Me soltaste aquella palabra como si todo su significado fueras tú. Me explicaste que te gustaría que fuera el título de tu futuro libro, el que todavía no existe; pero es que tú no sabías que aquella palabra era todo lo que sentía cuando tú me tocabas, o tan solo me mirabas. Que se me hubiera parado el corazón si hubieras pensado en quitarme un dedo de encima. Que dejaba de latir cuando tú te marchabas, cada vez que te ibas sin saber si te volvería a ver, aunque en realidad nunca hubieras venido y nunca hubieses pensado en quedarte.

El corazón marcaba el ritmo de cada palabra que pronunciabas y a mí me hacías más feliz cuando no me dejabas hablar y te ponías a contarme tus historias, tus recuerdos o tus tristezas mientras yo te escuchaba como mi canción preferida, la que no quería dejar de escuchar nunca.

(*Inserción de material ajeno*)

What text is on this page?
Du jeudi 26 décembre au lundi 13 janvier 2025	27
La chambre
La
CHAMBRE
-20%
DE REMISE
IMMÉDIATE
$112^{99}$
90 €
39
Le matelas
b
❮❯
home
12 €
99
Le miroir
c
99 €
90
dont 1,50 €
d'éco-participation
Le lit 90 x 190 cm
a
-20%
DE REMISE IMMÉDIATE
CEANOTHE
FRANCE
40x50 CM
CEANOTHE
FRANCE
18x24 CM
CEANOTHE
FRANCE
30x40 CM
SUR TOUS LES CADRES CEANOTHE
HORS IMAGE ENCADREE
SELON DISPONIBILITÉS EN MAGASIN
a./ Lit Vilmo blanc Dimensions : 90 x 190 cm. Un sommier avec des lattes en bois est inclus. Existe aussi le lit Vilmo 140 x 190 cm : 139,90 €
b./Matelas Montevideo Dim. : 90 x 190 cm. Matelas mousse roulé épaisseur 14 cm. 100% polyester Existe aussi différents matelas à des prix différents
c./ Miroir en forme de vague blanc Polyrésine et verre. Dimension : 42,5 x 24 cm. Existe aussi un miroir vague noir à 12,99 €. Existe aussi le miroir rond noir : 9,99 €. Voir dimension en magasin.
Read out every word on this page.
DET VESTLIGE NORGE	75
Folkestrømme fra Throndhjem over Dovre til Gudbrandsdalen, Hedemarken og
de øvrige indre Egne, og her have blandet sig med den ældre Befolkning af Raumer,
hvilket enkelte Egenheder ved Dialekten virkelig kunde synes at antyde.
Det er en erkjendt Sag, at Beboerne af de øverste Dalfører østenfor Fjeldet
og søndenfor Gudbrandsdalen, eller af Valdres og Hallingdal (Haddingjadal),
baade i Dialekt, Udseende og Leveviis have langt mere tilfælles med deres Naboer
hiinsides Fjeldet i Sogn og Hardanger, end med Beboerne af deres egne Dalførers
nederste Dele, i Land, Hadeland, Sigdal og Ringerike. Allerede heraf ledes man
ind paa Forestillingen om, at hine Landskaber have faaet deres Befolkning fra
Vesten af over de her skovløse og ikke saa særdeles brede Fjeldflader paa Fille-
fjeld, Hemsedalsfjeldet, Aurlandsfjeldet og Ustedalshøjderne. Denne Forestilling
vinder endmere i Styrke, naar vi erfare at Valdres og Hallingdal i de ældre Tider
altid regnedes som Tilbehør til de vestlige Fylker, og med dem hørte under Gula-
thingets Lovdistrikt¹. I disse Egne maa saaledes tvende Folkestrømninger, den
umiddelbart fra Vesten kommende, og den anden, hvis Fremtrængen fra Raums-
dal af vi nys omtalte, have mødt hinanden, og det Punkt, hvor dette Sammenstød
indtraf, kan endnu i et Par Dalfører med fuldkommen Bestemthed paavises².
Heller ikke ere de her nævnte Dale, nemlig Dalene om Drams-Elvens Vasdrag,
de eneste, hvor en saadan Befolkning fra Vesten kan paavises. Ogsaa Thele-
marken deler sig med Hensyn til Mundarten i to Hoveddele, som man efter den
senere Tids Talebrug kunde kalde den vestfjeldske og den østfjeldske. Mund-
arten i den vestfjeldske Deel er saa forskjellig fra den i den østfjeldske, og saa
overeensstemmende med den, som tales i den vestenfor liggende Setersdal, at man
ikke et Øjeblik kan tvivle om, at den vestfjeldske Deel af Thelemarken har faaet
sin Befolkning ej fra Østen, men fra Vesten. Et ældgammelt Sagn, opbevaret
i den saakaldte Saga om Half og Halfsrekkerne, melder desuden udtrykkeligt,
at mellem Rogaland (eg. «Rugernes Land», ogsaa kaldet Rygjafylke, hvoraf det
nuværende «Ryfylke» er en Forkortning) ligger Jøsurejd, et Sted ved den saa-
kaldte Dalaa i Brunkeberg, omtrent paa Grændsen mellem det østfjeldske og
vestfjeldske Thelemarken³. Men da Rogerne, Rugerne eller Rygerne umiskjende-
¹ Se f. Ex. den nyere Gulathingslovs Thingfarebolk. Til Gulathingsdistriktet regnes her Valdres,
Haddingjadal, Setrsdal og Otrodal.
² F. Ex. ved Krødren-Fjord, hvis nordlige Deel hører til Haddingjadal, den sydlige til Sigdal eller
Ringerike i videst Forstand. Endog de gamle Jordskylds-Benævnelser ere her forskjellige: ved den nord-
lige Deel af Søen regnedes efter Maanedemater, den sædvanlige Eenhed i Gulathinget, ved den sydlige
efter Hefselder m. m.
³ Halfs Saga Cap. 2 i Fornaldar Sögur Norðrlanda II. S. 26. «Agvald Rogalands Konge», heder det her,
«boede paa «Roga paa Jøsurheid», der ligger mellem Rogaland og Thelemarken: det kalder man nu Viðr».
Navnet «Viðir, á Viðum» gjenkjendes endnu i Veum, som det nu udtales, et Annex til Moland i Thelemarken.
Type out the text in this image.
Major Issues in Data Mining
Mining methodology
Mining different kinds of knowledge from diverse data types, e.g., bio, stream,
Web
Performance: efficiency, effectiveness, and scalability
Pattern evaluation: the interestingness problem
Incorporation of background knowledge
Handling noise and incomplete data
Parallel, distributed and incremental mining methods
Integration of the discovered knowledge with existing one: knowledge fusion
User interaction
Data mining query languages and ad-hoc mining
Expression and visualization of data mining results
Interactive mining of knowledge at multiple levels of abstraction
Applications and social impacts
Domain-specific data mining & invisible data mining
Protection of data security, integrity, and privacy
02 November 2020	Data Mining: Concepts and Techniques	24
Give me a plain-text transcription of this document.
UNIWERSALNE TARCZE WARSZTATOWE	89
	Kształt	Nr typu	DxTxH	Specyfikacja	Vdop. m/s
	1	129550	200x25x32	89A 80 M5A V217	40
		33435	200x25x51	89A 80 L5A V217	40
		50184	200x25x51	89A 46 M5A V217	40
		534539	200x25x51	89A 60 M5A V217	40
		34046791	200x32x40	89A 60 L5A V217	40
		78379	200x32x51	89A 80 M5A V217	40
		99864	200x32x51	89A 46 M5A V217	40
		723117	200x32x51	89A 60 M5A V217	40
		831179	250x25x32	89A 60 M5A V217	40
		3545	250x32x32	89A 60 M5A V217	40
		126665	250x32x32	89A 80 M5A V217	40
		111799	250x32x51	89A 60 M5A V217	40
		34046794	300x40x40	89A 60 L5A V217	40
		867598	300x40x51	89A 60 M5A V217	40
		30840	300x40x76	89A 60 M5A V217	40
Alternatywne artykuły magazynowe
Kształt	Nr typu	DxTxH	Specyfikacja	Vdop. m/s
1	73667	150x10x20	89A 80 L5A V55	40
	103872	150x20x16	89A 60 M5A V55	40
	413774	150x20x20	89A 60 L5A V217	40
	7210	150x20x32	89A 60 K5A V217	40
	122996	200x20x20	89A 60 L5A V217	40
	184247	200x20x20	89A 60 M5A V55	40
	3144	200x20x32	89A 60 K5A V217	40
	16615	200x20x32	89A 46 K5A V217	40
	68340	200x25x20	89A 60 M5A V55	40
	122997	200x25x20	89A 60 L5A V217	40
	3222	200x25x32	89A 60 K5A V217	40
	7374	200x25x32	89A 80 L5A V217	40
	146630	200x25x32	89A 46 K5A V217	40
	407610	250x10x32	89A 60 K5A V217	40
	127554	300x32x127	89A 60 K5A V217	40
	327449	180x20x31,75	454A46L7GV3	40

Disfrutaba más de tus silencios que de todas las conversaciones banales que tenía a lo largo del día. Todo lo que callabas era lo que más decía de ti y lo que yo siempre me ponía a escuchar con detenimiento. Y que no me hablen de silencios incómodos si no te han visto callarte y sonreír como si el mundo se fuera a partir en dos y a mí me diese igual si todavía seguía mirándote.


Nos hicieron más daño todas las verdades que las mentiras que jamás nos contamos y es que contigo aprendí la relatividad de lo verdadero y lo falso, de la ignorancia y la felicidad, de ti y de mí. De la inexistencia de un nosotros jamás formado pero que yo tantas ganas tenía de construir y tú tantas ganas de romper.
Te quise tanto que todavía te sigo queriendo, pero esto, amor, no es una despedida, porque las despedidas no vuelven y yo estoy dispuesta a volver aunque nunca me haya ido.